Corpos superexpostos
Passar por uma abordagem policial pode significar violências físicas e psicológicas graves, tal como identificou o levantamento “Por que eu?” feito pelo IDDD e o data_labe (disponível abaixo), mas não só. Para muitas pessoas, especialmente jovens negros/as das periferias, o encontro com a polícia pode resultar em morte. A advogada e pesquisadora Poliana da Silva Ferreira investigou o tema a fundo e analisou como o sistema de Justiça e suas instituições se articulam para blindar “a polícia que mata” de responsabilização (a dissertação “A responsabilização da polícia que mata: um estudo de caso sobre o tratamento jurídico das abordagens policiais com resultado morte” pode ser lida na íntegra aqui).
De acordo com o Anuário do Fórum Brasileiro de Segurança Pública, em 2022, as polícias mataram 6,4 mil pessoas no país – uma média de 17 por dia. Ainda segundo o levantamento, 83% das vítimas eram negras. Os dados refletem o viés racial da violência do Estado e são também um atestado da falta de transparência das polícias.
“Nós não temos dados. A principal ferramenta que utilizamos para falar do panorama da letalidade policial no Brasil é construída por uma organização não governamental. O Fórum Brasileiro de Segurança Pública tem contribuído para que possamos nacionalizar o debate sobre a letalidade policial e o uso da força no país através da Lei de Acesso à Informação, mas a gente não tem um conteúdo direto e nacional sobre o tema. E quando olhamos para as polícias de cada estado, percebemos uma deficiência muito grande no compartilhamento de informações sobre o que acontece nas ruas”, explica Ferreira.

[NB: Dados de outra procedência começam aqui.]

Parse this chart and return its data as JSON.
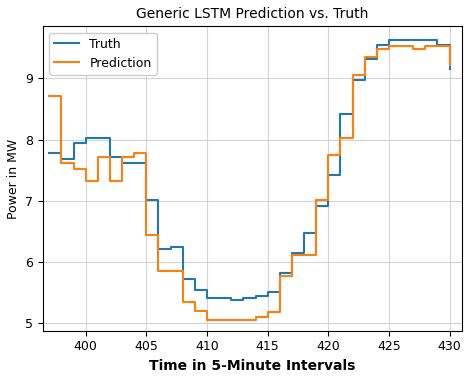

“A gente pode ter esse panorama quantitativo das intervenções policiais com resultado morte, mas cada estado nomeia de maneira diferente o ato da polícia de matar administrativamente. Do ponto de vista criminal, a gente fala cada vez com mais frequência dos homicídios dolosos praticados por policiais contra civis ou mesmo homicídios culposos.”

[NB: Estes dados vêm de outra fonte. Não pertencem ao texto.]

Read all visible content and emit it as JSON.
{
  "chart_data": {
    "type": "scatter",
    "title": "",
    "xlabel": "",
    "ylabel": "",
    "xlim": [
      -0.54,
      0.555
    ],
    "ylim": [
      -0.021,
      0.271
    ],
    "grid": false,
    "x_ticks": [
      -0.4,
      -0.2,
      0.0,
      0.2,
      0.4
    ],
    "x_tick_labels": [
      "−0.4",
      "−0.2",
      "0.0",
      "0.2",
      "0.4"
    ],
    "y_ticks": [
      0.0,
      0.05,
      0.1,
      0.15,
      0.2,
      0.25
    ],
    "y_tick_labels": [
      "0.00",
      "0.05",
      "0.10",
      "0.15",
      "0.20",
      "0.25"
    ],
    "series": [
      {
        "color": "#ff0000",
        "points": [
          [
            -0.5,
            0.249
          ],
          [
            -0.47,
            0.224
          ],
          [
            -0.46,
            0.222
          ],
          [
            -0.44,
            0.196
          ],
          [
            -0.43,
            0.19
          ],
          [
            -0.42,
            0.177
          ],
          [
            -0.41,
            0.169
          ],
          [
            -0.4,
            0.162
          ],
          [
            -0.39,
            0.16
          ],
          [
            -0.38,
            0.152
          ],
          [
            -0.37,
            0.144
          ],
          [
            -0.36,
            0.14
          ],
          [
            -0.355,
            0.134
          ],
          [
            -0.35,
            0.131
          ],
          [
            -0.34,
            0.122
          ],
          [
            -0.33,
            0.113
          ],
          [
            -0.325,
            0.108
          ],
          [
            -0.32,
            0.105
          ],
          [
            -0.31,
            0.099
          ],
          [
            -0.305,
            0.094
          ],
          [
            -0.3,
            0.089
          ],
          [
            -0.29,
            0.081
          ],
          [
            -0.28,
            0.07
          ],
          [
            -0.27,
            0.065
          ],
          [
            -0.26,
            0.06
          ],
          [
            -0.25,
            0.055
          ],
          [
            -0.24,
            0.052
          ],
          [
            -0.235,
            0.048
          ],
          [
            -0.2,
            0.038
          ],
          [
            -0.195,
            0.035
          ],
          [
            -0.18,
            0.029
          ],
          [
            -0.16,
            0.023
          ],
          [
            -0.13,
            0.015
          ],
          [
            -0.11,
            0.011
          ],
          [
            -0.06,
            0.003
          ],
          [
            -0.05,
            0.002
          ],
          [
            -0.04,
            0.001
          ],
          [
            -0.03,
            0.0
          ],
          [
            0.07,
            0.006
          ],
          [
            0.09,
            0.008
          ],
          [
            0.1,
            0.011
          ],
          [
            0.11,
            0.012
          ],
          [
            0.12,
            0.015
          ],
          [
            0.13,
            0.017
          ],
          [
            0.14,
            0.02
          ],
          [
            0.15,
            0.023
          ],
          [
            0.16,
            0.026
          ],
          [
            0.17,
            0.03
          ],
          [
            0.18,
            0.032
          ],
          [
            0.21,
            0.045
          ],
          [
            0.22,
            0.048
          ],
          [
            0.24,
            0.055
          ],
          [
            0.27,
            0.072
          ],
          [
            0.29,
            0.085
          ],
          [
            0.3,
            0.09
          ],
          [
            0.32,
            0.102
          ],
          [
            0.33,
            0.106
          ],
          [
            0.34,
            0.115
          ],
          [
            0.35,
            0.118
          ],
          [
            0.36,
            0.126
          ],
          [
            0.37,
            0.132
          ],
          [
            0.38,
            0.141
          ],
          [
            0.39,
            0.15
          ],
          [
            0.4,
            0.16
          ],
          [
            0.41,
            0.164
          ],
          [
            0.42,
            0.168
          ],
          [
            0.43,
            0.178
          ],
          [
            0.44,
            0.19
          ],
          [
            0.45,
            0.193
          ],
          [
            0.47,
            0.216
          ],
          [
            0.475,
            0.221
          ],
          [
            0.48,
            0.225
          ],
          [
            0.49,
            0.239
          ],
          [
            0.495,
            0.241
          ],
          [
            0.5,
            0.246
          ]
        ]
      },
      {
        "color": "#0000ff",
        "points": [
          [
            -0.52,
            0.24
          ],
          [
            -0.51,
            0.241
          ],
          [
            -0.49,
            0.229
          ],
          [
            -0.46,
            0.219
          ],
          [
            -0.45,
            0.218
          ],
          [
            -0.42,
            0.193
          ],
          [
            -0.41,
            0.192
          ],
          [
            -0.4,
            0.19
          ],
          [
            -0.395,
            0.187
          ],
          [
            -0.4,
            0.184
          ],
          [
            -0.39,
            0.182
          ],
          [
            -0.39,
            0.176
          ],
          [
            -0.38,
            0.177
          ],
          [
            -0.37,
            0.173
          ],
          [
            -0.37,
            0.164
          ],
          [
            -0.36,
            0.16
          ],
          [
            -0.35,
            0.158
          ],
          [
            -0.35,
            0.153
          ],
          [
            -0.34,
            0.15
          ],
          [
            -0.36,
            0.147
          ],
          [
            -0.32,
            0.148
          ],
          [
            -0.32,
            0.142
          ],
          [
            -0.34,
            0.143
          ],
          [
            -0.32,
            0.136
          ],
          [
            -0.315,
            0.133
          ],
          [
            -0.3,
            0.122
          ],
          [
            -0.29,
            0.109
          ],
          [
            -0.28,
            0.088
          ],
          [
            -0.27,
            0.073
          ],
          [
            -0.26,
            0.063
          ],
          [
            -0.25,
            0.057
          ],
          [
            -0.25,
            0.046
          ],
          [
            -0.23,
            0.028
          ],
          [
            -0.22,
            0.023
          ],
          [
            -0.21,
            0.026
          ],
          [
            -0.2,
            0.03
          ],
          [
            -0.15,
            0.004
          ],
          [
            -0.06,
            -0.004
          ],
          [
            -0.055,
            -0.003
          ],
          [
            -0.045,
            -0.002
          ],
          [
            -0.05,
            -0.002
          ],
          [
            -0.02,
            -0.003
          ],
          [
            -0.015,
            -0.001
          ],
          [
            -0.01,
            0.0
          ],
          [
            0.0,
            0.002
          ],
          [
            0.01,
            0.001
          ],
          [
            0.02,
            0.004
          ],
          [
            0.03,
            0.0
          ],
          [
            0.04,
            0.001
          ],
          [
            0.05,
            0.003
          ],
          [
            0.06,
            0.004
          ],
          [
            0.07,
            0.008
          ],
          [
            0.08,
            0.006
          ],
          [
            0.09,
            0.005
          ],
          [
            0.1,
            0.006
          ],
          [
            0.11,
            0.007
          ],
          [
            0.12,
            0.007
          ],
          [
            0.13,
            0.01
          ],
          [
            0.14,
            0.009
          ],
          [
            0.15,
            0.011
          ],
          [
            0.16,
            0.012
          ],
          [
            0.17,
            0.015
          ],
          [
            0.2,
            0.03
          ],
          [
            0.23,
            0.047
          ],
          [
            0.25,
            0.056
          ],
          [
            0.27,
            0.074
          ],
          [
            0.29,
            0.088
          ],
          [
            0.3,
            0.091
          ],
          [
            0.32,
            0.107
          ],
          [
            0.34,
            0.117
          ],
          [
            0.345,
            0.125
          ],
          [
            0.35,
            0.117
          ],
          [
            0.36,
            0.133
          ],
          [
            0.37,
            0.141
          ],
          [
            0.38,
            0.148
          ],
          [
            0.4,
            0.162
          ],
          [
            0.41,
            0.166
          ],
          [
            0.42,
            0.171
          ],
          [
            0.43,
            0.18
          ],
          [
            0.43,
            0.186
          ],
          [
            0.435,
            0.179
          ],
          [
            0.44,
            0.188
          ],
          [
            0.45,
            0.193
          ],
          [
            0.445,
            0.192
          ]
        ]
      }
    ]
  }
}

Para ela, do ponto de vista social, a falta de transparência e de dados públicos faz com que as polícias brasileiras “estejam fora de controle”. Um exemplo objetivo desse estado de coisas, segundo Ferreira, é o tratamento dado aos protocolos de atuação, ou protocolos operacionais padrão. De acordo com a pesquisadora, as polícias se aproveitaram de brechas na Lei de Acesso à Informação de 2011 para torná-los sigilosos.
“O resultado disso é que a cidadania acaba perdendo elementos importantes para a produção de controle social. A gente sabe muito pouco sobre como a polícia deve agir.” Segundo Ferreira, essas informações são imprescindíveis para que se possa compreender como a polícia se auto-avalia e se auto-organiza para os seus encontros com os/as cidadãos/ãs nas ruas. “A gente tem avançado pouco na parametrização dessa atuação. Se a gente quisesse avaliar o controle interno das polícias brasileiras, o que é que a sociedade civil teria de informação?”, questiona.

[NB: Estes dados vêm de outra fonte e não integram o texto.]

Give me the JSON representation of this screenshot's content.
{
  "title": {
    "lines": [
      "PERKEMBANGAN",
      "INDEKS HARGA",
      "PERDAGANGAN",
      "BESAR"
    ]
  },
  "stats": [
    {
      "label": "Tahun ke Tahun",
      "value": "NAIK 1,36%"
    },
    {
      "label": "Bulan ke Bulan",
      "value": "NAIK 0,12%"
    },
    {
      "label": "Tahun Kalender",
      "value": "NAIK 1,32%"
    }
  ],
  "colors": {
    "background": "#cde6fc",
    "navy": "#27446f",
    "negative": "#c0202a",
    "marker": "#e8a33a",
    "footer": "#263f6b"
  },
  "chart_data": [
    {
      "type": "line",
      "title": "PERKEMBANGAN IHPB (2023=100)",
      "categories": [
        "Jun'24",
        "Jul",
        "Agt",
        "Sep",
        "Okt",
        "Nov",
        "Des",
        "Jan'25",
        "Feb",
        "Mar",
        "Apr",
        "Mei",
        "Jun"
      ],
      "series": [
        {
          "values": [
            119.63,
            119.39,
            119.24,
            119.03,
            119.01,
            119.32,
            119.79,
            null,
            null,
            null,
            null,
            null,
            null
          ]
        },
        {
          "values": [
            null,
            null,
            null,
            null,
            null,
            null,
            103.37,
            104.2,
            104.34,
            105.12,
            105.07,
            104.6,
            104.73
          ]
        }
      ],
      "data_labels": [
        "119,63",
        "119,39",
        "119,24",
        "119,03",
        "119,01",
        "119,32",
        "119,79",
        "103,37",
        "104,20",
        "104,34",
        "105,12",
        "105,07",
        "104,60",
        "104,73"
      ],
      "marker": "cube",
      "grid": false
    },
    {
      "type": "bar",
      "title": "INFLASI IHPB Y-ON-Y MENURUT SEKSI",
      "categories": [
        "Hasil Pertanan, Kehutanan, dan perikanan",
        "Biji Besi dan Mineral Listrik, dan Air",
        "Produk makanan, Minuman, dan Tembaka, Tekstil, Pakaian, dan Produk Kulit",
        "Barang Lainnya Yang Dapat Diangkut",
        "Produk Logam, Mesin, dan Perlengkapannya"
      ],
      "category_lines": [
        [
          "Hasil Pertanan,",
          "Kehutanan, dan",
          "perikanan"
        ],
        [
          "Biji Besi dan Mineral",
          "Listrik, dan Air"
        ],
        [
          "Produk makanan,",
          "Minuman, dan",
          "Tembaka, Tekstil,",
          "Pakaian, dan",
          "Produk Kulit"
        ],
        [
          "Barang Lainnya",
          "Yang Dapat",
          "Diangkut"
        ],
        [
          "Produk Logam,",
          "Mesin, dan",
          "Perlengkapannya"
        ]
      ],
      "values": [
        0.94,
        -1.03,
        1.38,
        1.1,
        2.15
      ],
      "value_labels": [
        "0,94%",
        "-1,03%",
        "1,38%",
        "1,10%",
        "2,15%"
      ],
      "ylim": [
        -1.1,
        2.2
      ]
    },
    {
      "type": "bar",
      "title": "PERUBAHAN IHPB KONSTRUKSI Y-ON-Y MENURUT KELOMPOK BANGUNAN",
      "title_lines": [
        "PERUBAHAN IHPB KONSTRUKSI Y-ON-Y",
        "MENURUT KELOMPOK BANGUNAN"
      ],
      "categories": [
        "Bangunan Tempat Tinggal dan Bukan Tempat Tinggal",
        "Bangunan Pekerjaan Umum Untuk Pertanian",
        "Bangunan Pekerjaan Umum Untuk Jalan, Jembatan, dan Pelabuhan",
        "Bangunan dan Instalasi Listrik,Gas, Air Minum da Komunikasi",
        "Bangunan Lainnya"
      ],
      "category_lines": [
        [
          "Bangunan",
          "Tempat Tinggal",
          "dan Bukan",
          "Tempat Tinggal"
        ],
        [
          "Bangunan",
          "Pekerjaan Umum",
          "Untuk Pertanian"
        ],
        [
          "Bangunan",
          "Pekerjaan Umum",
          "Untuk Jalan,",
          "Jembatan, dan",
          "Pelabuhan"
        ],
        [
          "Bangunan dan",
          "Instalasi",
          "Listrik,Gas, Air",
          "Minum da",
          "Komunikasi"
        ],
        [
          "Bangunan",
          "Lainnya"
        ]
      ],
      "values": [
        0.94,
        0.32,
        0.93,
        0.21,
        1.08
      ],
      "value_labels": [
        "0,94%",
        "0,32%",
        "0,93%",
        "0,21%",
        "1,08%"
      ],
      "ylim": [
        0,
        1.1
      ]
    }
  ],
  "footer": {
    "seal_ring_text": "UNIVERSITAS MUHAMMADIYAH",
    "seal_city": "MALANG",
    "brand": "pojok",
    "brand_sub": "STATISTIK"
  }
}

Para ela, a consequência da falta de acesso é a impunidade, mas também a impossibilidade de qualificar os níveis de impunidade, os graus de responsabilização ou não responsabilização. “A gente não consegue ter um balanço de quantos policiais foram exonerados porque mataram em serviço, ou porque lesionaram alguém, ou porque praticaram injúria racial”, explica. Ela ressalta que as corregedorias não têm conseguido suprir essa falta de informações, tampouco o Ministério Público – instituição que tem a atribuição constitucional de fazer o controle externo das forças policiais. “O contexto é desanimador, mas ajuda a gente a colocar os pés no chão e entender o tamanho do nosso desafio.”